To date, efforts to regulate crypto companies have moved too slowly, partly as a result of the complexity of the underlying technology, says Charley Cooper, former COO of the Commodity Futures Trading Commission (CFTC) in the US. But the scale of the FTX collapse is likely to light a fire under regulators around the world.
Some have pointed out that high-profile collapses have happened multiple times in traditional finance, which could provide a useful precedent for regulation in crypto. Justin Sun, founder of the TRON network and member of the Huobi Global advisory board, says crises in financial institutions have typically been followed by “enhanced regulations and scrutiny [that] served to strengthen the industry,” and that “it is almost certain the virtual assets industry will head down the same path.”
The EU has been working for the last two years on a new set of laws that will apply to crypto organizations, known as the Markets in Crypto Assets (MiCA), designed to protect both consumer funds and financial stability. The details have now been finalized and are ready to be put to a vote in February 2023.
If passed, MiCA will stop crypto companies from using tricks of accounting to blur the line between their own and clients’ funds, an offence that appears to have played a significant role in the downfall of FTX. “If MiCA was enforced, [the FTX collapse] would not have happened in this way,” says Stefan Berger, a German member of the European Parliament (MEP) who is leading the effort on the new legislation. “The FTX case is the Lehman Brothers moment for crypto. What the cryptosphere now needs is trust, and to build trust you need clear rules and regulatory clarity.”

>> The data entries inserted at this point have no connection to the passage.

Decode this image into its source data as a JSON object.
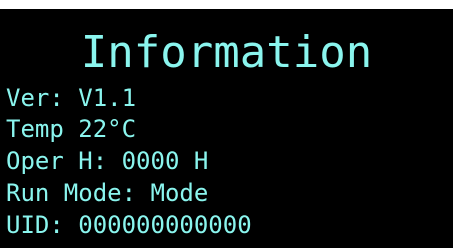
{
  "display": {
    "title": "Information",
    "lines": [
      "Ver: V1.1",
      "Temp 22°C",
      "Oper H: 0000 H",
      "Run Mode: Mode",
      "UID: 000000000000"
    ],
    "colors": {
      "background": "#000000",
      "text": "#8af5ee",
      "frame": "#ffffff"
    }
  }
}
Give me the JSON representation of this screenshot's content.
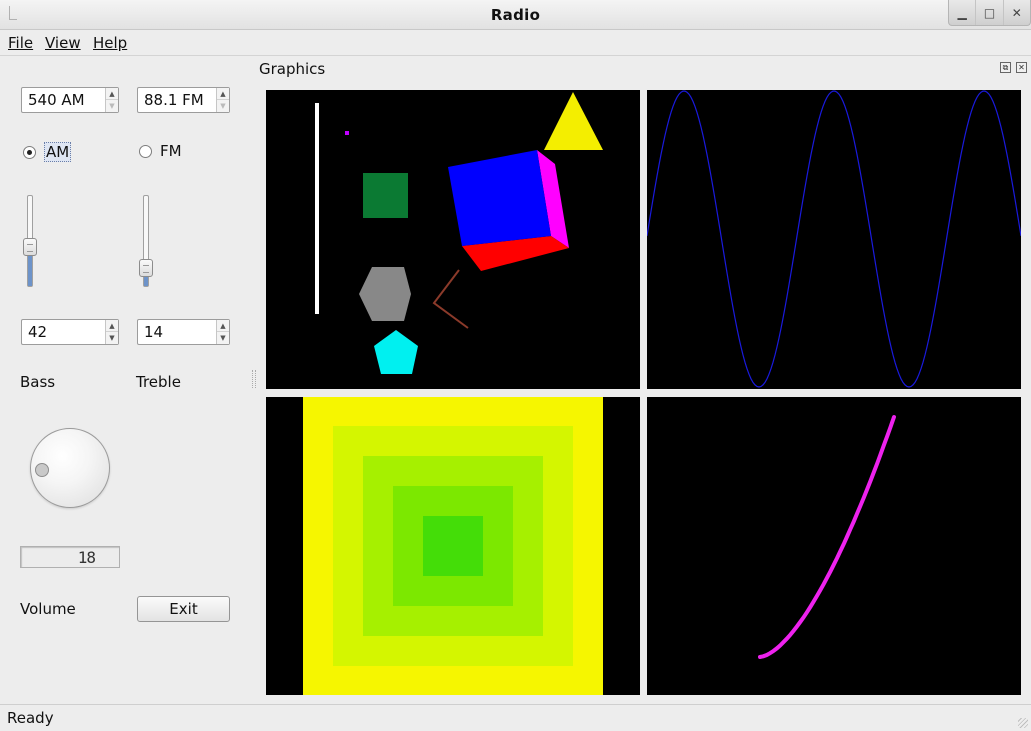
{
  "window": {
    "title": "Radio"
  },
  "menu": {
    "file": "File",
    "view": "View",
    "help": "Help"
  },
  "tuner": {
    "am_value": "540 AM",
    "fm_value": "88.1 FM",
    "am_label": "AM",
    "fm_label": "FM",
    "selected_band": "AM"
  },
  "controls": {
    "bass_value": "42",
    "treble_value": "14",
    "bass_level": 42,
    "treble_level": 14,
    "bass_label": "Bass",
    "treble_label": "Treble",
    "volume_label": "Volume",
    "volume_display": "18",
    "exit_label": "Exit"
  },
  "dock": {
    "title": "Graphics"
  },
  "status": {
    "text": "Ready"
  },
  "graphics": {
    "shapes_panel": {
      "colors": {
        "bar": "#ffffff",
        "square": "#0b7a33",
        "triangle": "#f4ee00",
        "cube_front": "#0000ff",
        "cube_side": "#ff00ff",
        "cube_bottom": "#ff0000",
        "hexagon": "#888888",
        "pentagon": "#00f0f0",
        "dot": "#c000ff",
        "polyline": "#8b3a2a"
      }
    },
    "wave_panel": {
      "color": "#1a1add"
    },
    "squares_panel": {
      "colors": [
        "#f6f600",
        "#d4f600",
        "#a6f000",
        "#7ce800",
        "#44dd08"
      ]
    },
    "curve_panel": {
      "color": "#ee22ee"
    }
  }
}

Meanwhile, in the US, the Biden administration in September outlined plans to regulate the crypto industry for the first time. The new framework aims to crack down on fraud and guarantee financial stability, while leaving sufficient leeway for innovation and entrepreneurship. This is a difficult balance to strike, however, and questions remain over which regulatory body should take the lead, the Securities and Exchange Commission or the CFTC.